A Creature? - III

on Monday, August 02, 2010
“Rikkun masih saja tidak bisa diajak bercanda,” keluh sebuah suara berat.

“Bebek? Tidak bisakah memikirkan hewan lain yang lebih berbahaya? Serigala? Singa? Macan? Banyak binatang yang jauh lebih menyeramkan,” tuntut sebuah suara sopran dengan kesal. Menghela nafas. “Setelah ini, Rikkun pasti akan semakin sulit dikelabui.”

“Padahal aku ingin melihat dia tertawa. Sudah berapa tahun aku tidak melihatnya tertawa?”

Menghela nafasnya lagi. Ya, kapan terakhir kali tawa singgah di bibir mungil itu? Sejak peristiwa itu, semua kecerian Rikkun seakan diperas habis.
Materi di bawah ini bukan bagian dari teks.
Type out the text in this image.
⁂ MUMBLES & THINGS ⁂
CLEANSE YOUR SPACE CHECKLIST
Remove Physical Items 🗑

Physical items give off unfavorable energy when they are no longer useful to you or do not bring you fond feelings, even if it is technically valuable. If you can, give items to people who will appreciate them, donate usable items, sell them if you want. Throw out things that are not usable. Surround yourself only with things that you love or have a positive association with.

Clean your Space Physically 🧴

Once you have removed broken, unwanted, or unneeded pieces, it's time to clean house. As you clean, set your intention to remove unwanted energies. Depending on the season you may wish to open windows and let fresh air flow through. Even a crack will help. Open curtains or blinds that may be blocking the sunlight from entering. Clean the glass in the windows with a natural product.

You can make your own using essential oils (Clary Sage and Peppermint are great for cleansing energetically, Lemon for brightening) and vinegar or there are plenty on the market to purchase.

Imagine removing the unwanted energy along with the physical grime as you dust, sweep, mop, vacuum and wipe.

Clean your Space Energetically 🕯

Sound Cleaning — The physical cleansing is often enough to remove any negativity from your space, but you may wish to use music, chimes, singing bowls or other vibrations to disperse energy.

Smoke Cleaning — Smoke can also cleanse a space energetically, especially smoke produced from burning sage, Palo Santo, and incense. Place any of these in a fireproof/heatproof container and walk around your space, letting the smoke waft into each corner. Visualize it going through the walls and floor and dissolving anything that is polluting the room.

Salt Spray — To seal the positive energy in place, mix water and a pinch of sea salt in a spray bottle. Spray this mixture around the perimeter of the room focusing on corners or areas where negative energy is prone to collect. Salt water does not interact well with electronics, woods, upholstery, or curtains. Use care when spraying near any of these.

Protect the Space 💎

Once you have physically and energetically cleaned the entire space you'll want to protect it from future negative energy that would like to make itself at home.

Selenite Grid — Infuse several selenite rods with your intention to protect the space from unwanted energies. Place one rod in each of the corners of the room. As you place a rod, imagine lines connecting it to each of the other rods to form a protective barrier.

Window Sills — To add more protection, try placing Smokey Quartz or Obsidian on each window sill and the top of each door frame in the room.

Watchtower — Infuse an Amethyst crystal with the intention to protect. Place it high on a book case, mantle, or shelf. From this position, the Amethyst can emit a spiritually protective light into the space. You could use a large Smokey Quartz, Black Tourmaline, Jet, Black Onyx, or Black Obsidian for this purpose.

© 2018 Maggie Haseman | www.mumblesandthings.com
Yang tersisa hanyalah kepahitan dan kehampaan yang terus menggerogoti tubuh mungil itu. Dia sudah teramat bersyukur bahwa Rikkun tidak pernah mencoba bunuh diri. Atau mungkin belum?

“Jangan bercanda tentang siluman pada Rikkun. Baka. Dia sensitif pada hal itu. Baka. Baka.”
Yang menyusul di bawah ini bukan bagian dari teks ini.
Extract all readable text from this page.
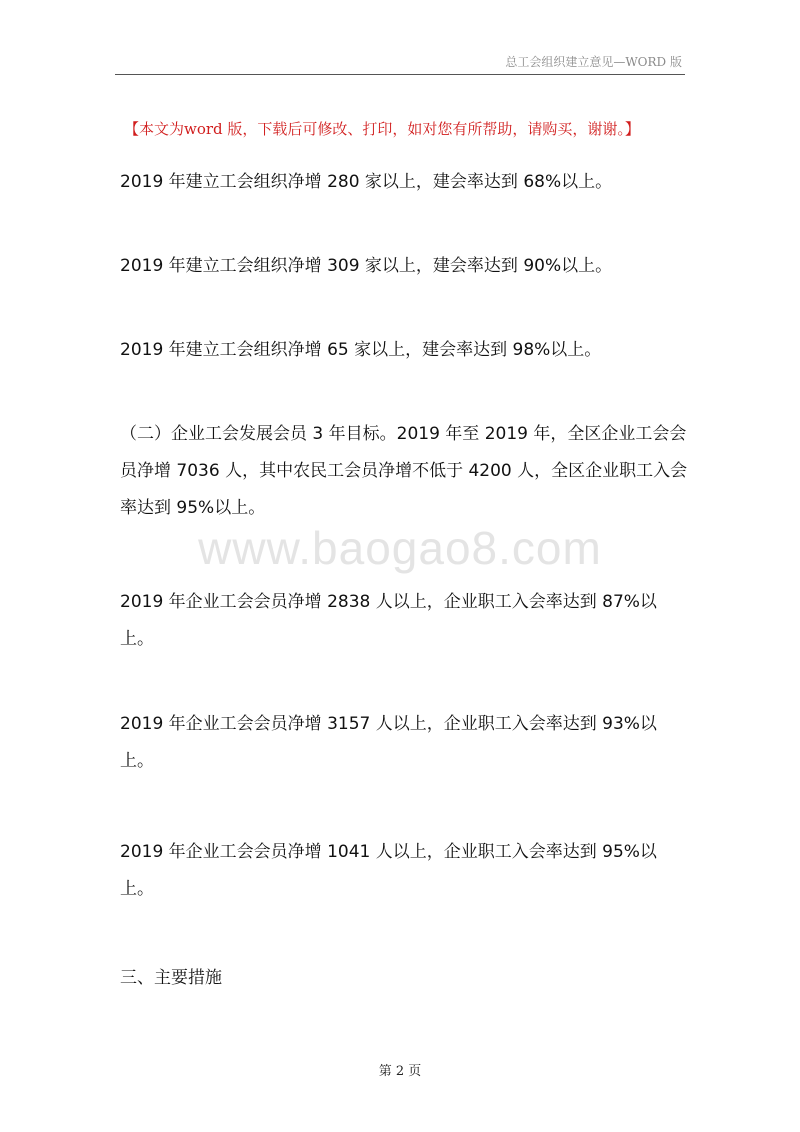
总工会组织建立意见—WORD 版
【本文为word 版，下载后可修改、打印，如对您有所帮助，请购买，谢谢。】

2019 年建立工会组织净增 280 家以上，建会率达到 68%以上。

2019 年建立工会组织净增 309 家以上，建会率达到 90%以上。

2019 年建立工会组织净增 65 家以上，建会率达到 98%以上。

（二）企业工会发展会员 3 年目标。2019 年至 2019 年，全区企业工会会员净增 7036 人，其中农民工会员净增不低于 4200 人，全区企业职工入会率达到 95%以上。

www.baogao8.com

2019 年企业工会会员净增 2838 人以上，企业职工入会率达到 87%以上。

2019 年企业工会会员净增 3157 人以上，企业职工入会率达到 93%以上。

2019 年企业工会会员净增 1041 人以上，企业职工入会率达到 95%以上。

三、主要措施

第 2 页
“Iya, aku bodoh. Tidak harus diucapkan sampai tiga kali, kan?” Menatap istrinya dengan kesal lalu memberikan sebuah kecupan di bibir wanita itu. Seperti biasa, masih sama seperti saat pertama kali dia melakukannya, pipi istrinya langsung memerah.

* * *

“Rikkun! Rikkun!” BRAKK! “Rikkunnn!!”

Mengangkat kepalanya dari buku yang sedang dibacanya. Adiknya sudah berdiri di depan pintu kamarnya dengan wajah merengut. Sudah berapa kali Ricchan memanggilnya tadi? Dia cuma mendengar panggilan terakhir yang diawali dengan suara gebrakan pintu kamarnya.

“Apa, Ricchan?”

“Mainnnn!!”

“Main apa?”

Tangan kiri adiknya yang sedari tadi tersembunyi di belakang tubuh mungil itu, sekarang ditunjukkan. Sebuah boneka... bebek dengan warna yang tidak wajar. Paruhnya memang jingga. Tapi, tidak warna bulunya. Biru, sewarna langit cerah, sewarna dengan rambutnya. Itu adalah hadiah ulang tahun Ricchan dari ayahnya. Entah apa maksud ayahnya itu memberikan sebuah boneka bebek pada adiknya. Menyindirnya karena tidak bisa diajak bercanda malam itu?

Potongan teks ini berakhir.